Hi, may I ask you what differs between buckets and partitions? I've never used buckets but, using Spark reading mainly Hive tables, I noticed that partitions have too a large impact on shuffling. So what are the main differences? Thanks in advance.

luminousmen • Mar 14 '20

At their core, they are one and the same thing - optimizing data retrieval based on splitting up data by content. The difference is the number of aka separations that will eventually occur. As you said in order to join data, Spark needs the data that is to be joined (i.e., the data based on each key) to live on the same partition. In essence, we want to move the data (shuffle) as little as possible between the nodes of the cluster so that join can happen as parallel as possible (in each partition).

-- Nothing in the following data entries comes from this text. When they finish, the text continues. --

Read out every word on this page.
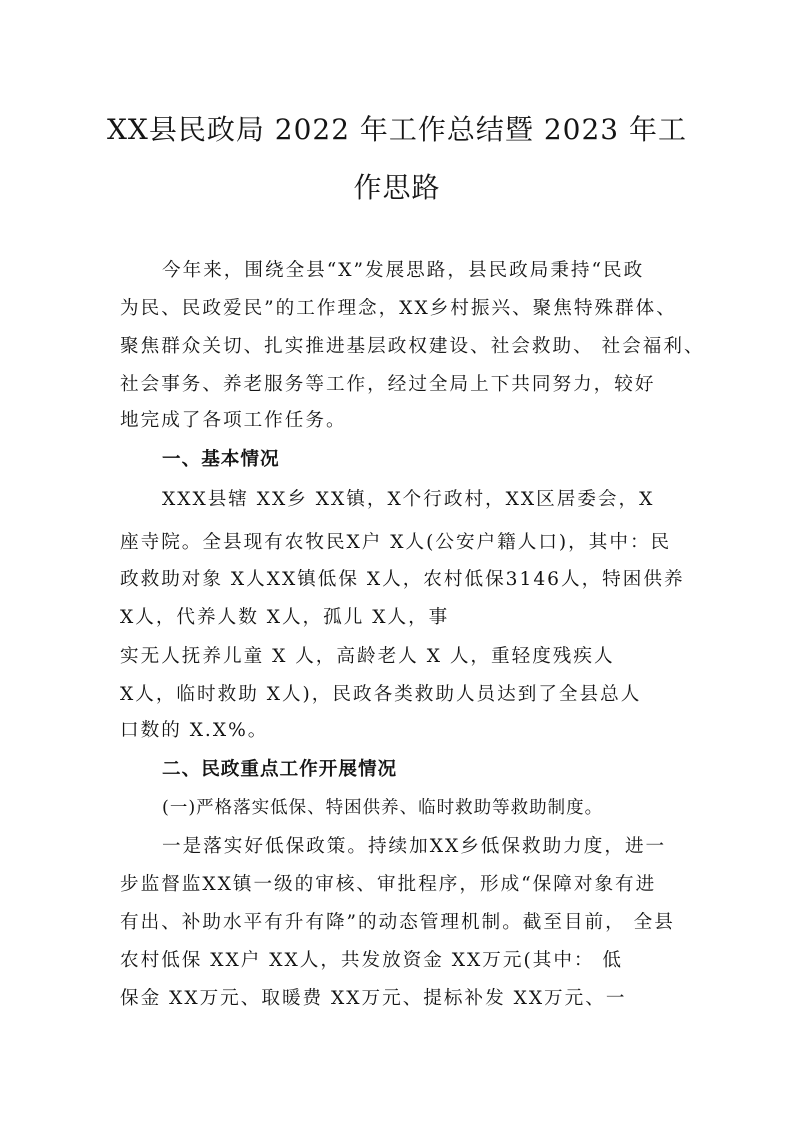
XX县民政局 2022 年工作总结暨 2023 年工
作思路
今年来，围绕全县“X”发展思路，县民政局秉持“民政
为民、民政爱民”的工作理念，XX乡村振兴、聚焦特殊群体、
聚焦群众关切、扎实推进基层政权建设、社会救助、 社会福利、
社会事务、养老服务等工作，经过全局上下共同努力，较好
地完成了各项工作任务。
一、基本情况
XXX县辖 XX乡 XX镇，X个行政村，XX区居委会，X
座寺院。全县现有农牧民X户 X人(公安户籍人口)，其中：民
政救助对象 X人XX镇低保 X人，农村低保3146人，特困供养
X人，代养人数 X人，孤儿 X人，事
实无人抚养儿童 X 人，高龄老人 X 人，重轻度残疾人
X人，临时救助 X人)，民政各类救助人员达到了全县总人
口数的 X.X%。
二、民政重点工作开展情况
(一)严格落实低保、特困供养、临时救助等救助制度。
一是落实好低保政策。持续加XX乡低保救助力度，进一
步监督监XX镇一级的审核、审批程序，形成“保障对象有进
有出、补助水平有升有降”的动态管理机制。截至目前， 全县
农村低保 XX户 XX人，共发放资金 XX万元(其中： 低
保金 XX万元、取暖费 XX万元、提标补发 XX万元、一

For example, if you're doing any annual financial reports, it makes sense to partition the data by month - you'll have 12 partitions in total. And if there are 12>= executors in the cluster, then doing join by month we can make join absolutely parallel if the dataset with which we join is also partied in the same way.

The same thing happens with buckets, but with data that don't have some logical way to partition (e.g., logs, user transactions, etc.). We can essentially do the same thing as with the partitions but specifying exact number of buckets (aka partitions).

I hope that makes sense. I'm thinking of writing an article on this while it's in my backlog. I hope I get to the point of writing it eventually :)